By Alain Ndayishimiye

I consider myself to be an educated, open-minded Burundian but when it comes to ethnic matters amongst my fellow Burundians, I find myself puzzled, sometimes angry and often confused.  I was not born in Burundi, which I view as both an advantage as well as a disadvantage. You see, I was born in Rwanda and spent the majority of my childhood in Tanzania and Malawi before moving to Canada in 2008. In my short lifetime, I have had the privilege of living in the four aforementioned countries and interacted with Burundians in each country to, of course, varying degrees. When I arrived in Canada, it was a year after I had gone to Burundi for the very first time. I had always wanted to go but my parents never really encouraged me to. That’s why I ended up spending the first eighteen years of my life knowing that I was Burundian, but without really comprehending it. It wasn’t until I stepped on the Burundian soil that I finally understood that being Burundian meant more than a title to me.

It was a day after my 18th birthday. I had just completed my final high school exams and because I had a bit of time before the release of final results, I decided embark on what would become a life-changing five-day bus trip from Malawi to Burundi. I didn’t have enough money to fly but I wanted to go so badly that the idea of spending five days on the bus through those rough roads of rural Tanzania didn’t bother me at all. I arrived in Burundi through Muyinga and continued to Kayanza to visit my aunt before heading the capital. The most vivid memory of the trip was when my sister took me to Bujumbura Central Market, and for the first time in my life, everyone around me spoke Kirundi.  I stood there for a moment as if I was dreaming.  To this day, voices from vendors and market goers from that afternoon still echo in my head every time I am reminded of that day… Hewe! Ni gute? Ni angahe? Oya sha!… It still seems quite unreal. In that moment, I felt something I had never felt before. Being in the market at that very moment felt familiar; it felt like somewhere I had been before. Or somewhere I should have been or at the very least tried to be.  It felt soothing, it felt warm, literally and figuratively, it felt peaceful… it felt like home.

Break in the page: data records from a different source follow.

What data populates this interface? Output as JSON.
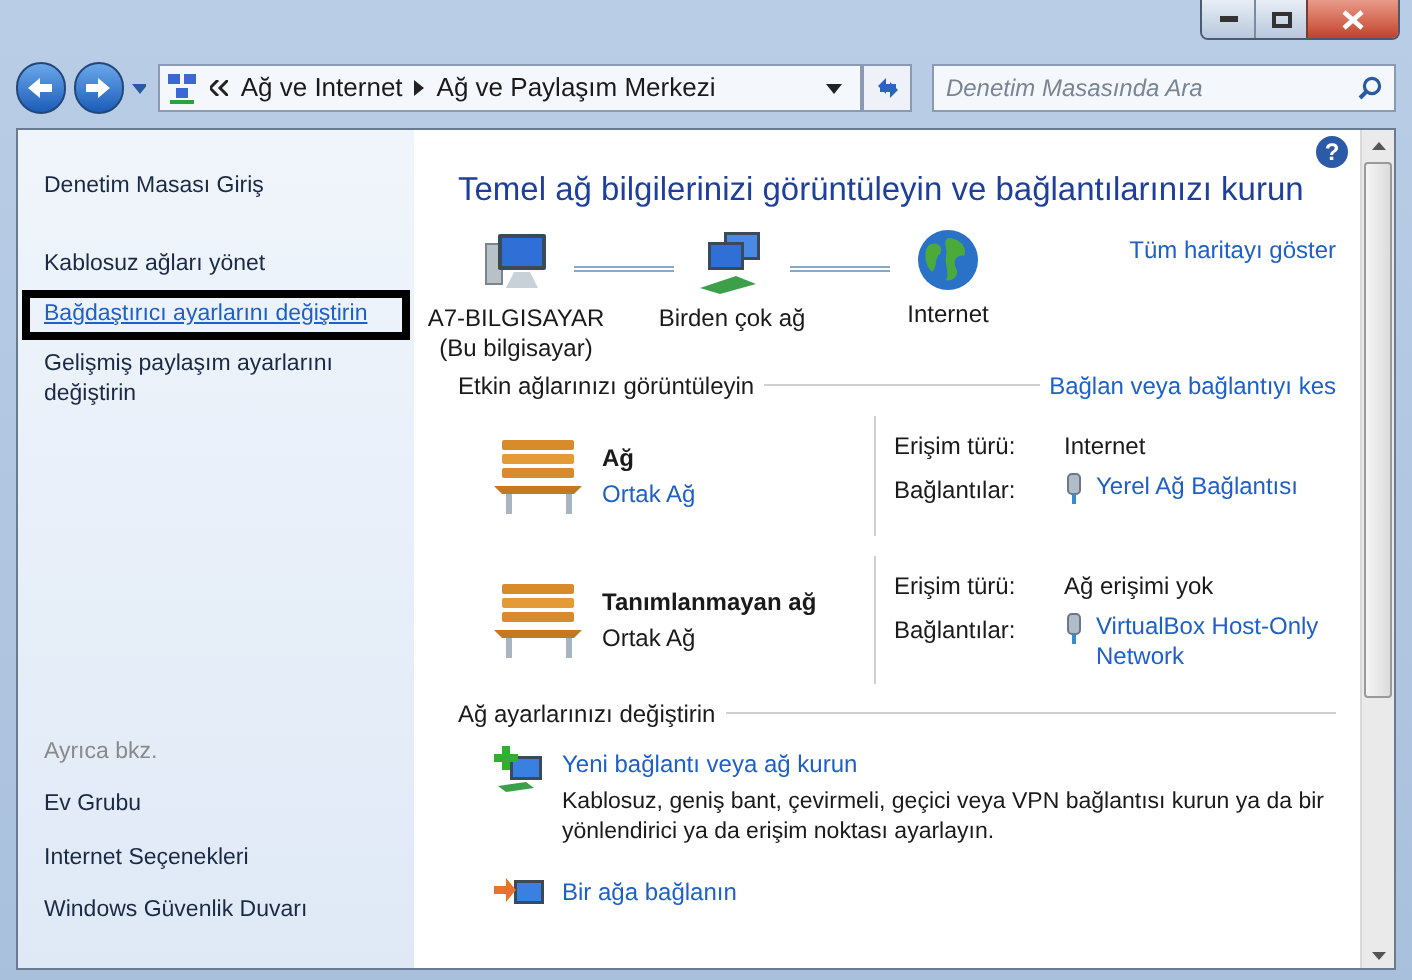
{
  "address_bar": {
    "crumbs": [
      "Ağ ve Internet",
      "Ağ ve Paylaşım Merkezi"
    ]
  },
  "search": {
    "placeholder": "Denetim Masasında Ara"
  },
  "sidebar": {
    "sections": [
      {
        "items": [
          {
            "label": "Denetim Masası Giriş",
            "link": false,
            "highlighted": false
          }
        ]
      },
      {
        "items": [
          {
            "label": "Kablosuz ağları yönet",
            "link": false,
            "highlighted": false
          },
          {
            "label": "Bağdaştırıcı ayarlarını değiştirin",
            "link": true,
            "highlighted": true
          },
          {
            "label": "Gelişmiş paylaşım ayarlarını değiştirin",
            "link": false,
            "highlighted": false
          }
        ]
      }
    ],
    "see_also": {
      "title": "Ayrıca bkz.",
      "items": [
        "Ev Grubu",
        "Internet Seçenekleri",
        "Windows Güvenlik Duvarı"
      ]
    }
  },
  "main": {
    "help": "?",
    "title": "Temel ağ bilgilerinizi görüntüleyin ve bağlantılarınızı kurun",
    "map": {
      "nodes": [
        {
          "kind": "computer",
          "label": "A7-BILGISAYAR",
          "sublabel": "(Bu bilgisayar)"
        },
        {
          "kind": "network",
          "label": "Birden çok ağ"
        },
        {
          "kind": "internet",
          "label": "Internet"
        }
      ],
      "show_map_link": "Tüm haritayı göster"
    },
    "active_networks": {
      "title": "Etkin ağlarınızı görüntüleyin",
      "action": "Bağlan veya bağlantıyı kes",
      "networks": [
        {
          "name": "Ağ",
          "category": "Ortak Ağ",
          "category_link": true,
          "access_label": "Erişim türü:",
          "access": "Internet",
          "connections_label": "Bağlantılar:",
          "connection": "Yerel Ağ Bağlantısı"
        },
        {
          "name": "Tanımlanmayan ağ",
          "category": "Ortak Ağ",
          "category_link": false,
          "access_label": "Erişim türü:",
          "access": "Ağ erişimi yok",
          "connections_label": "Bağlantılar:",
          "connection": "VirtualBox Host-Only Network"
        }
      ]
    },
    "settings": {
      "title": "Ağ ayarlarınızı değiştirin",
      "tasks": [
        {
          "kind": "new",
          "label": "Yeni bağlantı veya ağ kurun",
          "description": "Kablosuz, geniş bant, çevirmeli, geçici veya VPN bağlantısı kurun ya da bir yönlendirici ya da erişim noktası ayarlayın."
        },
        {
          "kind": "connect",
          "label": "Bir ağa bağlanın"
        }
      ]
    }
  }
}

I moved to Canada a year later and decided to get involved with the community partly because, well, every time I spent time with my Burundian friends, I got to experience that feeling from that warm afternoon in the central market in Buja. It was something I genuinely enjoyed and wanted to experience often. You may call that selfish. I decided I would try and get Burundians here together as much as I could. Needless to say my first attempt was unsuccessful. A few months later, I met a lady who was as passionate about Burundi as I was and we immediately started working together. We put together a small group of friends and went on to organize Burundi Independence Day celebrations each year. Our community here is small but as you’d expect, we have people from both Hutu and Tutsi ethnic groups. Our events were well received and well attended across ethnic affiliations. For the first time, it didn’t matter whether you were Hutu or Tutsi; people showed up at our events and generally had a great time. Perhaps this was a reflection of the composition of the group. The organizing group consisted of people from both camps. Notice how nervous I am putting this into writing. Ethnic affiliation or tensions here and back home is something we blindly chose not to think about or discuss as a group.  Perhaps tensions isn’t the right way to put it. There’s never been a time where it felt like there were any tensions of sort here but certainly an undeniable level of discomfort between the two groups. Unfortunately, or fortunately depending on the way you see it, discussing the issue never really occurred to us as a necessary thing to do.

Fast-forward to 2013: the group had grown stronger and the community trusted us. We had had many small victories in the community some of which had never occurred before.  Because of the momentum, we started planning a big event along the lines of Burundi Heritage Day or something similar. As a result, we decided to keep independent day celebrations low key. We rented an Ethiopian restaurant for the occasion.  As people started arriving at the venue, I noticed a pattern. Those who identify as Tutsis sat on right hand side of the restaurant while those who identify as Hutus sat on the left.

The music got louder and drinks continued to flow, and of course people kept rolling in. As this happened, the pattern I observed earlier became clearer and clearer. On one occasion a guy and his fiancé sat on the “wrong” side and a person from the “right” side came and pulled them to where they were “supposed” to sit in the first place. I felt sad.  Everything I thought I had worked to avoid was happening right in front of my very eyes.

At the end of the night, I went home and spent time trying to make sense of it all. I realized it was unrealistic of me to think that the wounds our country has suffered over the years can be healed in a mere three years of getting a small group of people together. I also realized how much bigger the problem must be at home. I didn’t know for sure. I have only been there for five days which were of course for me, a sort of romantic adventure the entire time. I couldn’t really tell what was going on nor do I know now, but one thing I know for sure is that we still have a long way to go. Through all of that though, I was reminded of the good people I work with in the group. They are all incredibly passionate about the country and regardless of their ethnic affiliation, they work tirelessly everyday to build a vibrant and dynamic Burundian community here. Not a Hutu community, not a Tutsi community but a BURUNDIAN community. That alone gives me hope.